L’attività di Paolo genera un’esternalità negativa con delle ricadute su un altro soggetto. Un’esternalità è un impatto generato da un’attività economica (come aprire una pescheria) ma non si inserisce in una dinamica di mercato: non ha prezzo e non prevede uno scambio monetario.
Ovviamente esistono anche esternalità positive: se al posto di una pescheria Paolo avesse aperto una galleria d’arte, ad esempio, i visitatori della galleria magari sarebbero andati a prendere il caffè da Giorgio. L’interesse, tuttavia, risiede nelle esternalità negative: sono uno dei cosiddetti fallimenti di mercato, ovvero una situazione in cui le parti non riescono ad accordarsi perché gli interessi sono contrapposti.

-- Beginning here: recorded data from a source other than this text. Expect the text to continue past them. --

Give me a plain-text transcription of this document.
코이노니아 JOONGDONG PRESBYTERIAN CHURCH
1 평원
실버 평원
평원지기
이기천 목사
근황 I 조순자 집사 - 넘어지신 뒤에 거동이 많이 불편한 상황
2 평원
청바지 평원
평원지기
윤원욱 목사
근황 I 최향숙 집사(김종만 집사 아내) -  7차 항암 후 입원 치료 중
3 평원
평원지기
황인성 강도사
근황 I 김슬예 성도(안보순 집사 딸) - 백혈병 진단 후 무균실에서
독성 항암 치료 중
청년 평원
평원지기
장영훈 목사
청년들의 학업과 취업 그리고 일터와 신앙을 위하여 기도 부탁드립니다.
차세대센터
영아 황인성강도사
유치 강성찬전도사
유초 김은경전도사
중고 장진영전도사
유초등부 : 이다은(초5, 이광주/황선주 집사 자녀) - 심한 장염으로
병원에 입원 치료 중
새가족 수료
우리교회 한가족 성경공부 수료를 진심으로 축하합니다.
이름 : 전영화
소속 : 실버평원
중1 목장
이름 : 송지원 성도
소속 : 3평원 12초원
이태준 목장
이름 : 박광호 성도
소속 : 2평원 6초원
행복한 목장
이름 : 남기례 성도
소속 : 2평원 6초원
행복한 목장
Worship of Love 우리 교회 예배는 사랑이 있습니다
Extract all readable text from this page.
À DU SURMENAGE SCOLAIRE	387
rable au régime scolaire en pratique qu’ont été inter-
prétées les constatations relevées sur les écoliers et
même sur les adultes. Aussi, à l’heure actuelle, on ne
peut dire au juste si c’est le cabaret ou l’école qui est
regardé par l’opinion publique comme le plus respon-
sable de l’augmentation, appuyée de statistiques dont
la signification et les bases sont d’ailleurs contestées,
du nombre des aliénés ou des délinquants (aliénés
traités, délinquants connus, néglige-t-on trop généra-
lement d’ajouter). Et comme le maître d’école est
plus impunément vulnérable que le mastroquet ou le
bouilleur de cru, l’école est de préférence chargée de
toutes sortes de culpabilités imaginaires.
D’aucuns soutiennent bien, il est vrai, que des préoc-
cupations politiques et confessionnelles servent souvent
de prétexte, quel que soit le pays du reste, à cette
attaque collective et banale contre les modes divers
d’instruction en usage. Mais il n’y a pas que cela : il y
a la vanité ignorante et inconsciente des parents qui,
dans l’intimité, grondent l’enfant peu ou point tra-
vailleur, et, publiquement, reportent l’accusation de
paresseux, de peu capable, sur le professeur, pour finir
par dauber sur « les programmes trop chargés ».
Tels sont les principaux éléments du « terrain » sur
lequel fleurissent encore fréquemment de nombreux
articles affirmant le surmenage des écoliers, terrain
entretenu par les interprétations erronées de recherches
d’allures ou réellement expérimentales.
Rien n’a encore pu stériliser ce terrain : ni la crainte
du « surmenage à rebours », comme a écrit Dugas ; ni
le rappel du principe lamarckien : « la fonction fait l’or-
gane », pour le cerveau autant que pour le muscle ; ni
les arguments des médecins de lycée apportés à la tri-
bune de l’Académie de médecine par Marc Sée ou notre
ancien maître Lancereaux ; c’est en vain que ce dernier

Le esternalità negative sono il tema più importante del XXI secolo. Davvero? Davvero. L’emissione di inquinanti è un’esternalità negativa: ad esempio un’impresa manifatturiera, nella sua attività economica, genera agenti inquinanti che influenzano negativamente una platea di altri soggetti.
Come si può gestire un’esternalità? La teoria economica ha elaborato due filoni di soluzioni, ognuna delle quali presenta vantaggi e svantaggi.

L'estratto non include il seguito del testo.